Going back to banks for a moment to round out this morning's commentaries, The Sydney Morning Herald's Ian Verrender suggests that a more appropriate mascot for CBA might be an elephant, given the undeniable strength of its latest set of numbers, while adding that falling loan demand is a much greater threat to the lender's bottom line than cramped margins. The Age's Eric Johnston agrees with the aforementioned commentators that Narev has stamped his authority on Australia's largest bank by market cap. The Herald Sun's Terry McCrann reminds his readers that there are more stakeholders in the banks beyond mortgage holders and even shareholders, while The Australian's Richard Gluyas gives Treasurer Wayne Swan a good kick for attacking the big four banks as he uses them as boasting material to his overseas counterparts.

Still in company news, The Age's Adele Ferguson says Westfield has got its mojo back after going into turtle mode during the GFC and emerging through its listed trust strategy which has been disappointing for the last year or so.

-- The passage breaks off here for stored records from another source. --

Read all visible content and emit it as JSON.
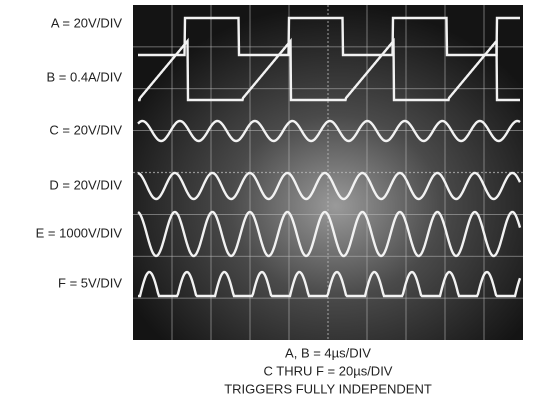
{
  "channel_labels": [
    "A = 20V/DIV",
    "B = 0.4A/DIV",
    "C = 20V/DIV",
    "D = 20V/DIV",
    "E = 1000V/DIV",
    "F = 5V/DIV"
  ],
  "caption": [
    "A, B = 4µs/DIV",
    "C THRU F  = 20µs/DIV",
    "TRIGGERS FULLY INDEPENDENT"
  ]
}
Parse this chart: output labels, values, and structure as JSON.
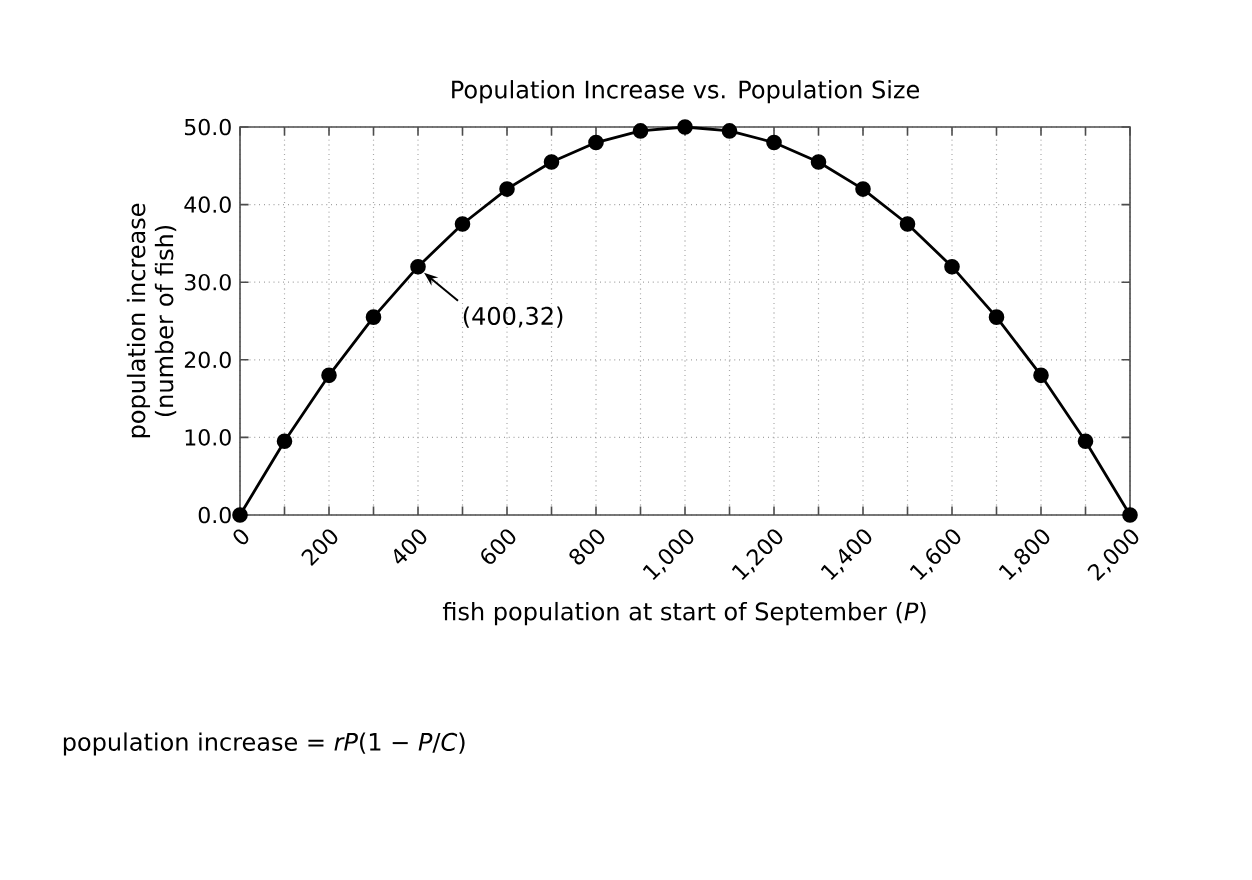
{
  "chart_data": {
    "type": "line",
    "title": "Population Increase vs. Population Size",
    "xlabel": "fish population at start of September (*P*)",
    "ylabel": "population increase\n(number of fish)",
    "x": [
      0,
      100,
      200,
      300,
      400,
      500,
      600,
      700,
      800,
      900,
      1000,
      1100,
      1200,
      1300,
      1400,
      1500,
      1600,
      1700,
      1800,
      1900,
      2000
    ],
    "values": [
      0,
      9.5,
      18,
      25.5,
      32,
      37.5,
      42,
      45.5,
      48,
      49.5,
      50,
      49.5,
      48,
      45.5,
      42,
      37.5,
      32,
      25.5,
      18,
      9.5,
      0
    ],
    "color": "#000000",
    "marker": "circle",
    "line_style": "solid",
    "grid": true,
    "xlim": [
      0,
      2000
    ],
    "ylim": [
      0,
      50
    ],
    "xticks": [
      {
        "value": 0,
        "label": "0"
      },
      {
        "value": 100,
        "label": null
      },
      {
        "value": 200,
        "label": "200"
      },
      {
        "value": 300,
        "label": null
      },
      {
        "value": 400,
        "label": "400"
      },
      {
        "value": 500,
        "label": null
      },
      {
        "value": 600,
        "label": "600"
      },
      {
        "value": 700,
        "label": null
      },
      {
        "value": 800,
        "label": "800"
      },
      {
        "value": 900,
        "label": null
      },
      {
        "value": 1000,
        "label": "1,000"
      },
      {
        "value": 1100,
        "label": null
      },
      {
        "value": 1200,
        "label": "1,200"
      },
      {
        "value": 1300,
        "label": null
      },
      {
        "value": 1400,
        "label": "1,400"
      },
      {
        "value": 1500,
        "label": null
      },
      {
        "value": 1600,
        "label": "1,600"
      },
      {
        "value": 1700,
        "label": null
      },
      {
        "value": 1800,
        "label": "1,800"
      },
      {
        "value": 1900,
        "label": null
      },
      {
        "value": 2000,
        "label": "2,000"
      }
    ],
    "yticks": [
      {
        "value": 0,
        "label": "0.0"
      },
      {
        "value": 10,
        "label": "10.0"
      },
      {
        "value": 20,
        "label": "20.0"
      },
      {
        "value": 30,
        "label": "30.0"
      },
      {
        "value": 40,
        "label": "40.0"
      },
      {
        "value": 50,
        "label": "50.0"
      }
    ],
    "annotations": [
      {
        "text": "(400,32)",
        "x": 400,
        "y": 32
      },
      "population increase = *rP*(1 − *P*/*C*)"
    ]
  }
}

The Sydney Morning Herald's Elizabeth Knight says it's hard to believe Fortescue Metals boss Andrew Forrest would ever offload the company without a premium that reflects its prospects, while The Australian's Barry Fitzgerald says Forrest's penchant for stretching the iron ore miner's production targets is finally catching up with him – though it's not a massive deal. In a separate piece, Fitzgerald touches base again with OZ Minerals, still arguing that a takeover of Sandfire Resources is not on the horizon.

Meanwhile, The Australian's Bryan Frith discovers that the battle between RCL Group and a handful of frustrated shareholders shares some similarities with the AMP Shopping Centre Trust hidden poison pill encounter. Fairfax's Insider columnist Ian Verrender can't wait to find out whether engineering group Ludowici has yet another suitor in the wings, while The Australian's Tim Boreham takes a glance at Coffee International, The Reject Shop, Noni B, Domino's Pizza and Fortescue Metals Group in his Criterion column.

In economic news, The Sydney Morning Herald's Malcolm Maiden expects the Australian dollar to go even higher thanks to the European Central Bank's decision to opt for a second round of bargain financing at the end of the month. This is a good reminder about what exactly European banks do when they're given some health with liquidity (their first instinct isn't to lend to European businesses and homebuyers). The Australian's Robin Bromby finds a Perth-based broker issuing unavoidably disappointing expectations for metals prices by the year 2016-17.

The Australian Financial Review's Alan Mitchell says Opposition Leader Tony Abbott and his industry spokeswoman Sophie Mirabella have pledged to support the manufacturing industry from the residual costs of the mining boom and overseas competition, but that will necessarily reduce the sector's incentive to innovate and increase productivity.

And finally, The Australian's Rowan Callick delivers a good piece explaining the prospects of a new technology to combine coal power with gas and reduce emissions from the former source by around a third. Unfortunately, the mere mention of the word coal discounts it from the political discourse of some of the loudest members of the environmental left.